Un agent de la Garde républicaine (GR), qui était au cœur du massacre post-électoral, s’est confié à Matin d’Afrique, la veille du triste anniversaire.
Un après-midi d’août à Libreville. Le soleil darde ses rayons sur la ville. En cette fin du mois, le climat semble tendu dans la capitale gabonaise. Plusieurs familles tirent le diable par la queue. Elles ont le gousset vide. C’est dans ce climat morose que les opposants au régime d’Ali Bongo s’apprêtent à commémorer le 2ème anniversaire du massacre post- électoral qui a coûté la vie à plusieurs dizaines de personnes.

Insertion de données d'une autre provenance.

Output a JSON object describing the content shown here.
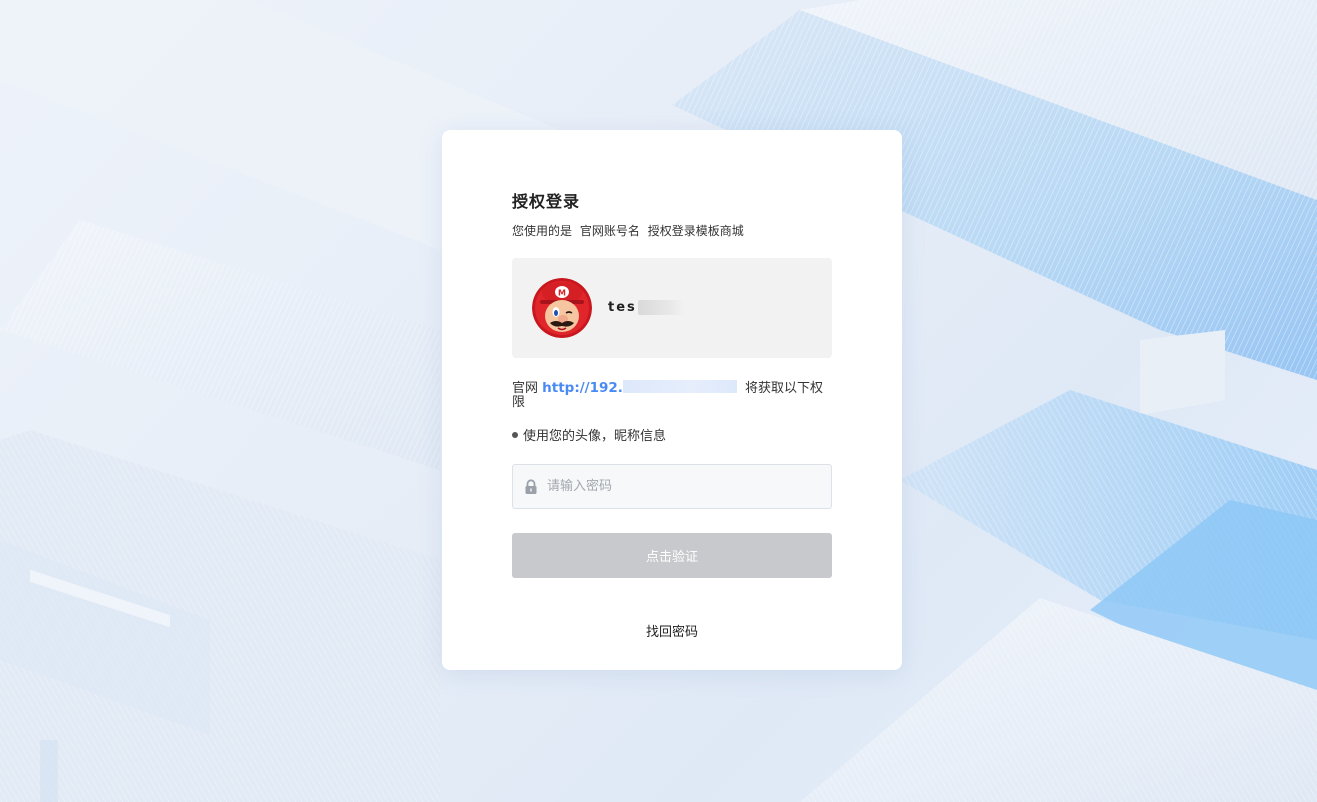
{
  "card": {
    "title": "授权登录",
    "subtitle_prefix": "您使用的是",
    "subtitle_account": "官网账号名",
    "subtitle_suffix": "授权登录模板商城"
  },
  "user": {
    "name_visible": "tes",
    "avatar": "mario-avatar"
  },
  "permission": {
    "site_label": "官网",
    "url_visible": "http://192.",
    "suffix": "将获取以下权限"
  },
  "scopes": [
    {
      "label": "使用您的头像，昵称信息"
    }
  ],
  "password": {
    "placeholder": "请输入密码",
    "value": "",
    "icon": "lock-icon"
  },
  "verify_button": {
    "label": "点击验证"
  },
  "forgot_link": {
    "label": "找回密码"
  },
  "colors": {
    "accent_link": "#4a8af4",
    "button_disabled": "#c8c9cc",
    "user_box_bg": "#f2f2f2"
  }
}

Par devoir de mémoire, nous sommes allés à la rencontre d’un des acteurs de ce massacre post-électoral.
Marcia GUIKOMOU
C’est dans un terrain de football situé dans un quartier périphérique de Libreville que le sous-officier de la Garde républicaine (GR) – que nous appellerons sergent Mapali pour des raisons de sécurité – a accepté de nous rencontrer, loin des regards indiscrets.
D’emblée, il fixe les règles de l’entretien. « Éteignez votre téléphone, Madame. Pas de photos, pas d’enregistrements de ma voix », prévient-il. Nous obtempérons. « Pas de soucis, sergent. L’étranger est prisonnier de son hôte », rétorquons-nous avec humilité.
Nous réussirons à arracher un petit sourire à notre interlocuteur qui a le visage renfrogné. Puis, nous entrons dans le vif du sujet. « Je ne me confie pas à vous pour devenir une vedette. Je voudrais juste rétablir la vérité par acquis de conscience. Je veux me dédouaner moralement», relève sergent Mapali.
« On avait reçu l’ordre de débarrasser et d’enterrer les corps pour ne pas attirer l’attention des médias. »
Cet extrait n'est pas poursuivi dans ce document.